Ärzte Zeitung, 03.07.2014

Gesundheitskarte

Alte Chipkarte soll in die Verlängerung

Offiziell sollte die Übergangsfrist, in der Leistungen noch über die alte Versichertenkarte abgerechnet werden können, Ende September auslaufen. Nun könnte es eine Verlängerung geben.

BERLIN. Rund sechs bis acht Prozent der gesetzlich Versicherten hätten nach wie vor eine alte Krankenversichertenkarte (KVK), teilweise mit einer Gültigkeitsdauer bis ins Jahr 2020.

Darauf wies KBV-Chef Andreas Gassen am Mittwoch im Gesundheitsausschuss des Bundestages hin.

Damit es in den Praxen nun nicht ab Herbst zu Problemen bei der Abrechnung von Leistungen kommt, wird laut Gassen derzeit eine Kompromisslösung erarbeitet. Geplant sei, für das letzte Quartal 2014 eine Übergangsregelung für die alten Karten zu finden.

Damit könnten auch nach dem 30. September noch Leistungen über die alte Chipkarte abgerechnet werden. Eigentlich sollte dies nicht mehr möglich sein, wie die Antwort der Bundesregierung auf eine kleine Anfrage von Bündnis 90 / Die Grünen zum aktuellen Stand der Gesundheitskarte zeigt.

Wie die Regierung in ihrer Antwort klarmacht, sollte der 30. September der Stichtag sein. Die Kassenzahnärztliche Bundesvereinigung habe sich darauf mit dem GKV-Spitzenverband auch eindeutig geeinigt.

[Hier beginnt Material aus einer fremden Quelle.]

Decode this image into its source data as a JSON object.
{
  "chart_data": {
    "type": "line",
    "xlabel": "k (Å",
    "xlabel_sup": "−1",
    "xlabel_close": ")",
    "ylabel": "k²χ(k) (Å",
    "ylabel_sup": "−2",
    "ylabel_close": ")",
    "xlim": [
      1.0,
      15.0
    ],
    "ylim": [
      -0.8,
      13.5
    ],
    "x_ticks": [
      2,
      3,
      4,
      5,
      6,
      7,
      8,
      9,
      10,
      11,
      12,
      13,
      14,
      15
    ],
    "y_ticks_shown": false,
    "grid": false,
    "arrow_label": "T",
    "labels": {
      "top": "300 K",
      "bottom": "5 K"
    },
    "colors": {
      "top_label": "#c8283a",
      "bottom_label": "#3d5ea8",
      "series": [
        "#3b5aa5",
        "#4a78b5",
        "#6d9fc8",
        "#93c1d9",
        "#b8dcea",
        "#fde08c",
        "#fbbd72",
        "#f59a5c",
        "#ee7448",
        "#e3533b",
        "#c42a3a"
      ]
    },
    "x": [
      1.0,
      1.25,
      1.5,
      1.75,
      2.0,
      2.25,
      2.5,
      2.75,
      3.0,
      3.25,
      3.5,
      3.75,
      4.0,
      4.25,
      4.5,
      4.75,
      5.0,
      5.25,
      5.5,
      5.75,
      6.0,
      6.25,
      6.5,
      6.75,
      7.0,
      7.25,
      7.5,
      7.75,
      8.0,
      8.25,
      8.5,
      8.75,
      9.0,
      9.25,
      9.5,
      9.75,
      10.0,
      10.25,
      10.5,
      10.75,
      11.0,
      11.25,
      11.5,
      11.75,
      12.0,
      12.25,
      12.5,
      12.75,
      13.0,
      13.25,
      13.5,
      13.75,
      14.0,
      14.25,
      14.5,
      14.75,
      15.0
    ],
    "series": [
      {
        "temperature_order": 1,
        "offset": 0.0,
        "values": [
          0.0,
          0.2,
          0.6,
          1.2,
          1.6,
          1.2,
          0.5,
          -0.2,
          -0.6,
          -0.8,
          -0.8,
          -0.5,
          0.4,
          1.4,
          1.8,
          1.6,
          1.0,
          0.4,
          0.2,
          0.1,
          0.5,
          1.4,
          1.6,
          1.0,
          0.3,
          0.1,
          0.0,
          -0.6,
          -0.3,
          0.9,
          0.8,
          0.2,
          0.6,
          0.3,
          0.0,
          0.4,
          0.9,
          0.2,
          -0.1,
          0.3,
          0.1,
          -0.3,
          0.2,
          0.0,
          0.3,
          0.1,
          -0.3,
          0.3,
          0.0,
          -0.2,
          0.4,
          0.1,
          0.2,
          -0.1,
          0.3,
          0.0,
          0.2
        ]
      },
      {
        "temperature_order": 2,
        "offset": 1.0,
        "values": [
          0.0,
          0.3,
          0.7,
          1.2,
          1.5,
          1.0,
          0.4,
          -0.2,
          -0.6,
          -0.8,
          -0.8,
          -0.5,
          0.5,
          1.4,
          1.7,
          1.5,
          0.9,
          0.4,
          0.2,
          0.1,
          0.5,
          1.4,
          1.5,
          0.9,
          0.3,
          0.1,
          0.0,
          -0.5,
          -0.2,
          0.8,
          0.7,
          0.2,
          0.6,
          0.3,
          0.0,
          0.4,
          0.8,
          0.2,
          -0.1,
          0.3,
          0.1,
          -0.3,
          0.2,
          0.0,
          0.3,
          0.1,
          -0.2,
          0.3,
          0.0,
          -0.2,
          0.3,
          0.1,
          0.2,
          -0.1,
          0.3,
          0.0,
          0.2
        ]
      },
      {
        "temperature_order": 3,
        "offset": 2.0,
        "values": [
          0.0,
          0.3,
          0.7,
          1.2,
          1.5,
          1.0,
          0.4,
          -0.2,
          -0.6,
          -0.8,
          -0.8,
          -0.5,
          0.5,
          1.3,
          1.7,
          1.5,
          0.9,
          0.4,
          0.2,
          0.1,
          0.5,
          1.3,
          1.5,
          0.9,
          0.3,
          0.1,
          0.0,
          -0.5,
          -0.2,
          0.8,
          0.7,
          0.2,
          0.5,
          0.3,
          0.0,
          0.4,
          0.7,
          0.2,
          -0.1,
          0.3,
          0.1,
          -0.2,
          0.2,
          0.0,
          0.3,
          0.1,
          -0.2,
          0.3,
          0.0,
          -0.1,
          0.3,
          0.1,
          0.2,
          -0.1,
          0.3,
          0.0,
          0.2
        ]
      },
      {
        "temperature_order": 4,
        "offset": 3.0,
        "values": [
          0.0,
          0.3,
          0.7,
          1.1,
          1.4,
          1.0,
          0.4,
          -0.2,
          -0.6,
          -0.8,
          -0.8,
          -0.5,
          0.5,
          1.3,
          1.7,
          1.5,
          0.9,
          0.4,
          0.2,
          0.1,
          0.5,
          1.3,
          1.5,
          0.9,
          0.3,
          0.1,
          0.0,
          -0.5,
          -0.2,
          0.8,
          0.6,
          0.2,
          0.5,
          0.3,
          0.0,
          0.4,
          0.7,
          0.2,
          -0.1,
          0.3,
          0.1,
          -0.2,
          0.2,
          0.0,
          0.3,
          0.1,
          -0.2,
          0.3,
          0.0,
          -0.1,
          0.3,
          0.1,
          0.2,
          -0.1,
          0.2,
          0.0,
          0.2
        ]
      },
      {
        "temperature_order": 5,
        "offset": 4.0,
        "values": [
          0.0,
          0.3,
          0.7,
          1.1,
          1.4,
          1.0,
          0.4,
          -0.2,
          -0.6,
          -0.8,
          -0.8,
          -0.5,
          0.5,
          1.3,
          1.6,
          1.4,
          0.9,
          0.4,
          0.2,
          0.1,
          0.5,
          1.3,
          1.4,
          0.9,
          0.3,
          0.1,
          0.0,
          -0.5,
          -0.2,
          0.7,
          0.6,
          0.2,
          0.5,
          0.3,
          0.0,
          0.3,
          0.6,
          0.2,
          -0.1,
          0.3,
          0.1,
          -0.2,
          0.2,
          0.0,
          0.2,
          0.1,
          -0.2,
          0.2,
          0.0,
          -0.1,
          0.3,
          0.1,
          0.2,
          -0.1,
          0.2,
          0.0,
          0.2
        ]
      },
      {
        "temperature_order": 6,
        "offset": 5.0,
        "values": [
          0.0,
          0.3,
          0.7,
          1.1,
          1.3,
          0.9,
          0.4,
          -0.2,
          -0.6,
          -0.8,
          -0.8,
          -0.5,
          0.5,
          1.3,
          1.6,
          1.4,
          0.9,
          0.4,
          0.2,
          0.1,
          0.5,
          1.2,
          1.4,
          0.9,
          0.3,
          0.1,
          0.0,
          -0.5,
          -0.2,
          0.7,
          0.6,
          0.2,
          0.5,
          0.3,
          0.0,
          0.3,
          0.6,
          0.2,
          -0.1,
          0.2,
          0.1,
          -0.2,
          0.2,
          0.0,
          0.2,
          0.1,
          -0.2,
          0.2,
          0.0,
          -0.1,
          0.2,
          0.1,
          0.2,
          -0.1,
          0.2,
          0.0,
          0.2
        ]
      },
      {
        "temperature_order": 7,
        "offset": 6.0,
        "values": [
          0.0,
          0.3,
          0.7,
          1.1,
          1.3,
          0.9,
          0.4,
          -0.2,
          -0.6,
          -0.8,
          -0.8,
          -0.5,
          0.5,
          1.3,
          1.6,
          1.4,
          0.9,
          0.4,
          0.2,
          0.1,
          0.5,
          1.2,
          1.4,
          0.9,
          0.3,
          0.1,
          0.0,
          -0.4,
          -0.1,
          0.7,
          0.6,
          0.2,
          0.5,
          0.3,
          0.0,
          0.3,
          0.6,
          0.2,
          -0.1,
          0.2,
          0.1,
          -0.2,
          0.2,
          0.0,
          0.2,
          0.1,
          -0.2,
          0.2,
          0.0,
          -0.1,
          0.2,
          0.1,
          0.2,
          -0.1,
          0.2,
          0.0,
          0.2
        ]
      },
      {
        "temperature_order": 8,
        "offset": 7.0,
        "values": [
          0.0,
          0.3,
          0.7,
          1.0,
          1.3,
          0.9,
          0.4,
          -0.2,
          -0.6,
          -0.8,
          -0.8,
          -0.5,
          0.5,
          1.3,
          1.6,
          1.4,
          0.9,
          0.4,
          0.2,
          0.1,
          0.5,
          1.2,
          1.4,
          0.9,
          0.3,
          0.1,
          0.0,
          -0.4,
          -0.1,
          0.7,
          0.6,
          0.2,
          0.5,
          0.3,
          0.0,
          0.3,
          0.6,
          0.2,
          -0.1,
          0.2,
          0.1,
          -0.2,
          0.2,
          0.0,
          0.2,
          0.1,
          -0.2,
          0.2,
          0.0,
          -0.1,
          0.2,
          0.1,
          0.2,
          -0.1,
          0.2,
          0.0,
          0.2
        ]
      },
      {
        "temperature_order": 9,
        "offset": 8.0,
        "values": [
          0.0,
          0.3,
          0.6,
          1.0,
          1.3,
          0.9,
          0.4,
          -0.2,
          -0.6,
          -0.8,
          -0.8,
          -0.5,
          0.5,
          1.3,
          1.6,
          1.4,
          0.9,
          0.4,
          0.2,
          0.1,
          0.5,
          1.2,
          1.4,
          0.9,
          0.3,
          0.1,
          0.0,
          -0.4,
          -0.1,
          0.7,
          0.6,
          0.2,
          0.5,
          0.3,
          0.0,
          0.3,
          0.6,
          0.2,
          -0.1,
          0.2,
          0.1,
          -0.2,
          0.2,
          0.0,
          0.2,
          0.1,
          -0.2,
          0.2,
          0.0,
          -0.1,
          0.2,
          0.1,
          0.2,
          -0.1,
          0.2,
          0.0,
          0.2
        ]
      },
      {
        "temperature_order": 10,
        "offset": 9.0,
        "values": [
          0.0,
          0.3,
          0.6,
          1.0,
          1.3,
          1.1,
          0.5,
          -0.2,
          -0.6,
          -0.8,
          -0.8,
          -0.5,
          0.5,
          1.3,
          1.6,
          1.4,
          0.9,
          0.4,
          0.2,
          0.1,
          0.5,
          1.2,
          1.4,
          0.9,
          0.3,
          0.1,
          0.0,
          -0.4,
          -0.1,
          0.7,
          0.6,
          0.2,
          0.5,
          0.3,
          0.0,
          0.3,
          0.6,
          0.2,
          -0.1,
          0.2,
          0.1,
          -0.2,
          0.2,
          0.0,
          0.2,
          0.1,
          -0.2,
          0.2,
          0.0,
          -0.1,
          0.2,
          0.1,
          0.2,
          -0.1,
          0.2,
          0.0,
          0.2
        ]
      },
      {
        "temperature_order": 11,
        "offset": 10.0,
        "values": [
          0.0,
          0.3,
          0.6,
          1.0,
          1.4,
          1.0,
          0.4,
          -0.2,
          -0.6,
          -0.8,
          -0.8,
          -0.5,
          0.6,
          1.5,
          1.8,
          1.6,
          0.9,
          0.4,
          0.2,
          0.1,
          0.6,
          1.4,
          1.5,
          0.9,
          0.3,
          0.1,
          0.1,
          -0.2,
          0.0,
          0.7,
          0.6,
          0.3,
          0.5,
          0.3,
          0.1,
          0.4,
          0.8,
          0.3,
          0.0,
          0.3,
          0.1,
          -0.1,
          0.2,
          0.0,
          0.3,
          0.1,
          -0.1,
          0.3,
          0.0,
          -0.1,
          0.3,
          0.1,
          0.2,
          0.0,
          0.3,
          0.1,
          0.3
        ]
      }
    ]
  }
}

Nur bei den Humanmedizinern gab es laut Regierung noch Erörterungsbedarf. Doch dieser könnte, wie Gassen nun im Bundestag andeutete, ebenfalls in einer Einigung münden. Damit Ende des Jahres "wirklich Schluss" sei mit der Karte, sollen laut Gassen aber nicht nur die Kassen, sondern auch die Ärzte die Versicherten nochmals auf die Notwendigkeit der neuen Karte hinweisen. (reh)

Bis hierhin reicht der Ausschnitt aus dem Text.